BACKGROUND: Cluster analysis is an integral part of precision medicine and systems biology, used to define groups of patients or biomolecules. Consensus clustering is an ensemble approach that is widely used in these areas, which combines the output from multiple runs of a non-deterministic clustering algorithm. Here we consider the application of consensus clustering to a broad class of heuristic clustering algorithms that can be derived from Bayesian mixture models (and extensions thereof) by adopting an early stopping criterion when performing sampling-based inference for these models. While the resulting approach is non-Bayesian, it inherits the usual benefits of consensus clustering, particularly in terms of computational scalability and providing assessments of clustering stability/robustness. RESULTS: In simulation studies, we show that our approach can successfully uncover the target clustering structure, while also exploring different plausible clusterings of the data.
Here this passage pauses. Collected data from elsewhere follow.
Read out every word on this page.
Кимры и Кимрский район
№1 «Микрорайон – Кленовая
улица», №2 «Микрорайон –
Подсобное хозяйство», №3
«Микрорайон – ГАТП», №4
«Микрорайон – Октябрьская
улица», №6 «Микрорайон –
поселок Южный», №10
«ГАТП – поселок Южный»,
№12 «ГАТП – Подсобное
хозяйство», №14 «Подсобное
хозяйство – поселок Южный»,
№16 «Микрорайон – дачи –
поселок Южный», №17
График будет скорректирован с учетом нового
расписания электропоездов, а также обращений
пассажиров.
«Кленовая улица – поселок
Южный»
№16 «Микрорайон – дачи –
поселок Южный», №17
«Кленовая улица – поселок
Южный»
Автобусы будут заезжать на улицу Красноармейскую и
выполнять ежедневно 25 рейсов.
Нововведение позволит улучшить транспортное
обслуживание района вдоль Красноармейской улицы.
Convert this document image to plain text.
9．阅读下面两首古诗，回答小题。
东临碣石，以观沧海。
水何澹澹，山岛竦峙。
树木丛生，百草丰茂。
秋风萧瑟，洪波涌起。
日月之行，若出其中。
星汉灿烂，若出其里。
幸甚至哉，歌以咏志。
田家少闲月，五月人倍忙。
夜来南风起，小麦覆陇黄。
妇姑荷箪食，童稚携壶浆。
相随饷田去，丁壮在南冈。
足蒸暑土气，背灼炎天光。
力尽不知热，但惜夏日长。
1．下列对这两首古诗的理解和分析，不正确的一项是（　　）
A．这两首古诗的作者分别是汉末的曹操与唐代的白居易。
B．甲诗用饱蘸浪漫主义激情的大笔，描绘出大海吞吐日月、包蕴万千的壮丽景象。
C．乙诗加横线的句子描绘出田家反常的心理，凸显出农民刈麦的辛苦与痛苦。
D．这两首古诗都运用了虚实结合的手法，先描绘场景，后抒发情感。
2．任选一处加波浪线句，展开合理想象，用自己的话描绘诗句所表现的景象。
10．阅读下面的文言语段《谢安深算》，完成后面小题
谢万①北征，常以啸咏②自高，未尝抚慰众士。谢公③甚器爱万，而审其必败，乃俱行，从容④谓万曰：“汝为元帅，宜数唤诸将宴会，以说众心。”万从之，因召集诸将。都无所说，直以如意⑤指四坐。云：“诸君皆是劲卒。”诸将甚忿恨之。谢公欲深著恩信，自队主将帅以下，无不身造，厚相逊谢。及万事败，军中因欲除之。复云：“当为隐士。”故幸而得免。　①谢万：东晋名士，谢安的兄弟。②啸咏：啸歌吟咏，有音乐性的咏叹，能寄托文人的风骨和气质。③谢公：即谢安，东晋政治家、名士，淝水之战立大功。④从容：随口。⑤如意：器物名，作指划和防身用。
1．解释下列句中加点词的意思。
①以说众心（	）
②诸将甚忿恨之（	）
We show that, when a parallel computation environment is available, our approach offers significant reductions in runtime compared to performing sampling-based Bayesian inference for the underlying model, while retaining many of the practical benefits of the Bayesian approach, such as exploring different numbers of clusters. We propose a heuristic to decide upon ensemble size and the early stopping criterion, and then apply consensus clustering to a clustering algorithm derived from a Bayesian integrative clustering method. We use the resulting approach to perform an integrative analysis of three ’omics datasets for budding yeast and find clusters of co-expressed genes with shared regulatory proteins. We validate these clusters using data external to the analysis. CONCLUSTIONS: Our approach can be used as a wrapper for essentially any existing sampling-based Bayesian clustering implementation, and enables meaningful clustering analyses to be performed using such implementations, even when computational Bayesian inference is not feasible, e.g. due to poor exploration of the target density (often as a result of increasing numbers of features) or a limited computational budget that does not along sufficient samples to drawn from a single chain. This enables researchers to straightforwardly extend the applicability of existing software to much larger datasets, including implementations of sophisticated models such as those that jointly model multiple datasets.